In the cultural heart of Kerala, where ancient literary traditions meet a restless modern world, the Mathrubhumi International Festival of Letters has quietly become one of India’s most compelling global conversations. This year, its spotlight veered boldly into the shadowy realms of geopolitics and human experience.

Among the voices that the festival brought to the stage was Pulitzer Prize-winning journalist Declan Walsh, a reporter whose life has been shaped by the very forces he has spent decades trying to explain. Once expelled from Pakistan after a decade of frontline reporting, Walsh’s stories peeled back the curtain on the country’s deep state—an intertwining network of intelligence, politics, militancy and unspoken power structures that few outside the region truly understand.

Walsh’s journey wasn’t merely professional; it was personal. Ordered out of the country with only 72 hours’ notice, he left behind not just a bureau but a life and relationships forged in markets, cafes, conflict zones and border towns.

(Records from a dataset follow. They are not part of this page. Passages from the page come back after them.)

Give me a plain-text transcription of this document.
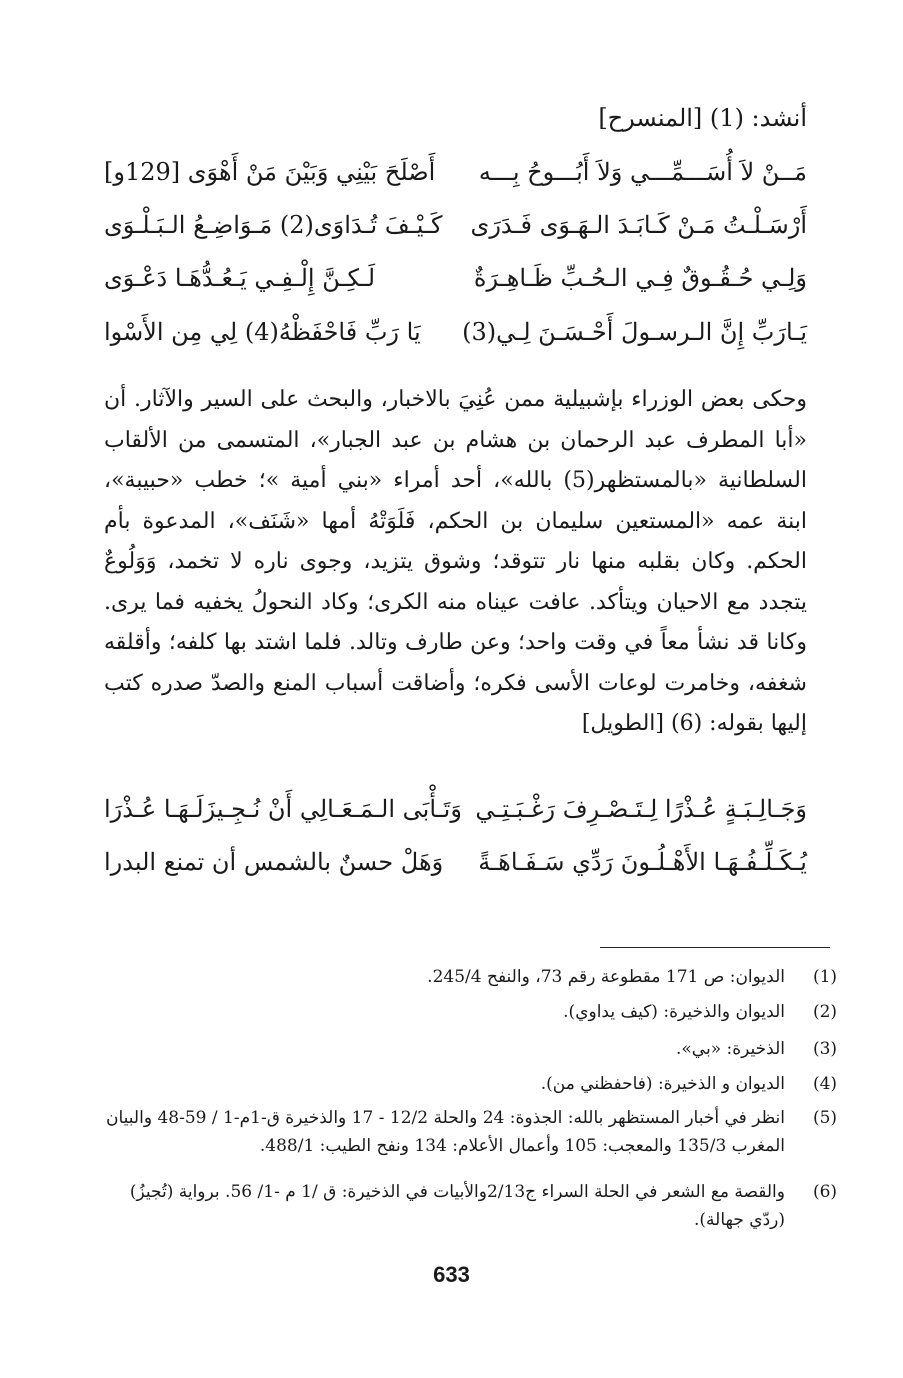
أنشد: (1) [المنسرح]
مَــنْ لاَ أُسَـــمِّـــي وَلاَ أَبُـــوحُ بِـــه
أَصْلَحَ بَيْنِي وَبَيْنَ مَنْ أَهْوَى [129و]
أَرْسَـلْـتُ مَـنْ كَـابَـدَ الـهَـوَى فَـدَرَى
كَـيْـفَ تُـدَاوَى(2) مَـوَاضِـعُ الـبَـلْـوَى
وَلِـي حُـقُـوقٌ فِـي الـحُـبِّ ظَـاهِـرَةٌ
لَـكِـنَّ إِلْـفِـي يَـعُـدُّهَـا دَعْـوَى
يَـارَبِّ إِنَّ الـرسـولَ أَحْـسَـنَ لِـي(3)
يَا رَبِّ فَاحْفَظْهُ(4) لِي مِن الأَسْوا

وحكى بعض الوزراء بإشبيلية ممن عُنِيَ بالاخبار، والبحث على السير والآثار. أن «أبا المطرف عبد الرحمان بن هشام بن عبد الجبار»، المتسمى من الألقاب السلطانية «بالمستظهر(5) بالله»، أحد أمراء «بني أمية »؛ خطب «حبيبة»، ابنة عمه «المستعين سليمان بن الحكم، فَلَوَتْهُ أمها «شَنَف»، المدعوة بأم الحكم. وكان بقلبه منها نار تتوقد؛ وشوق يتزيد، وجوى ناره لا تخمد، وَوَلُوعٌ يتجدد مع الاحيان ويتأكد. عافت عيناه منه الكرى؛ وكاد النحولُ يخفيه فما يرى. وكانا قد نشأ معاً في وقت واحد؛ وعن طارف وتالد. فلما اشتد بها كلفه؛ وأقلقه شغفه، وخامرت لوعات الأسى فكره؛ وأضاقت أسباب المنع والصدّ صدره كتب إليها بقوله: (6) [الطويل]

وَجَـالِـبَـةٍ عُـذْرًا لِـتَـصْـرِفَ رَغْـبَـتِـي
وَتَـأْبَى الـمَـعَـالِي أَنْ نُـجِـيزَلَـهَـا عُـذْرَا
يُـكَـلِّـفُـهَـا الأَهْـلُـونَ رَدِّي سَـفَـاهَـةً
وَهَلْ حسنٌ بالشمس أن تمنع البدرا
(1)
الديوان: ص 171 مقطوعة رقم 73، والنفح 245/4.
(2)
الديوان والذخيرة: (كيف يداوي).
(3)
الذخيرة: «بي».
(4)
الديوان و الذخيرة: (فاحفظني من).
(5)
انظر في أخبار المستظهر بالله: الجذوة: 24 والحلة 12/2 - 17 والذخيرة ق-1م-1 / 59-48 والبيان المغرب 135/3 والمعجب: 105 وأعمال الأعلام: 134 ونفح الطيب: 488/1.
(6)
والقصة مع الشعر في الحلة السراء ج2/13والأبيات في الذخيرة: ق /1 م -1/ 56. برواية (تُجيزُ) (ردّي جهالة).
633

His encounters ranged from clerics and human-rights defenders to militants and political insiders. These interactions—fraught with danger, compassion, absurdity and contradiction—have shaped his unique insight into how unseen forces shape nations and their narratives.

At MBIFL, Walsh spoke not just about borders or geopolitics, but about stories—the narratives that define societies and the invisible lines that separate perception from reality. In a world increasingly tempted by simplistic explanations, his reflections reminded his audience that truth is often found in the spaces between certainty and doubt.

But this festival is more than global politics. From poetry and prose to panels on culture and identity, the Mathrubhumi International Festival of Letters continues to be a space where writers, thinkers and readers explore what it means to listen—to history, to each other, and to the unquiet rumblings of the modern world.

At a time when the stories that matter are too often drowned out by noise, this gathering stands as a testament to the enduring power of letters and the courage of those willing to tell hard truths.